Thor slapped me square in the forehead.

"You were talking too fast," she said.

We took them to Walgreen's. We needed provisions for the trip. The truth is, they were easily the least identical twins I'd ever seen, and only Thor looked like the product of their parents, who were both blond and fair. Thor was Aryan and thin-boned, but Mo looked more like me, with dark straight hair, dark eyes, long black lashes. I have the sort of eyelashes, black and shaped like bats' wings, that imply I'm wearing eyeliner, and the good fortune this has occasionally wrought is nothing compared to the grief, the stares, the constant Robert Smith comparisons. Mo has been mistaken for my own kid and hates this.

I bought travel-sized toothpaste and a collapsible cup, sunglasses and two $7 sweatshirts, maroon and black. Hand had a large column of deodorant and we were at the cash register, waiting for the girls and watching the woman ahead of us assemble a small stack of coupons on the counter. Each coupon had been cut with care and the woman, tiny but with a wide purple burn scar on her thin fragile neck, had them all bundled within a wide plastic clip intended to keep chips fresh.

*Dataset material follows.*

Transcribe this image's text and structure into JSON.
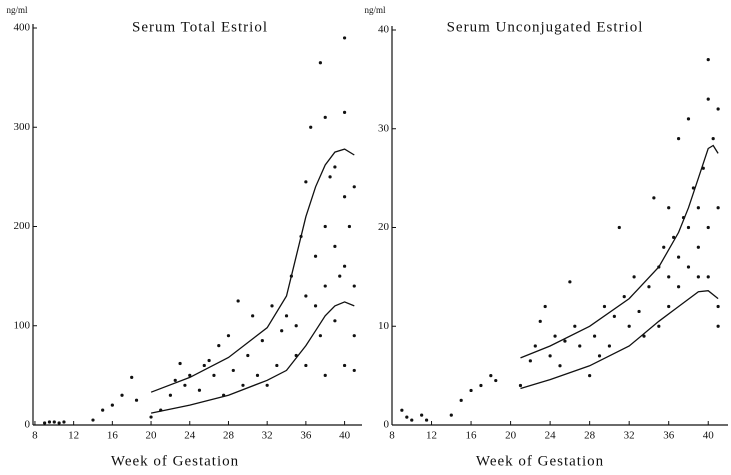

I hated coupons. The need for coupons. I wanted to pay this woman's difference. Two dollars she'd save and I wanted to give it to her so she could spend her time some other better way. What better way? I have no idea. Maybe she likes cutting coupons? She does not. Since I got a little money, this was a constant struggle, the frustration with people and their coupons, people and their dirty clothes, families from El Salvador living in the basement of the church around the corner – I passed them every morning, waiting at the bus stop with their daughter, on her way to school, in her white shirt, plaid skirt – and my urge to buy things for them, even just their food, and my inability, due to the imagined and impossible barrier between myself and these strangers with fumbling hands, to engage them and fix things. I never wanted a balance in a bank account, felt so much more comfortable living on the equator just above and below a zero balance, and I thought I could get rid of it some way, some way involving the coupon woman here at the Walgreen's, and the coupons, but the distance seemed limitless and deadly, I was not outgoing in this way, could bridge nothing like this, and the situation just about killed me.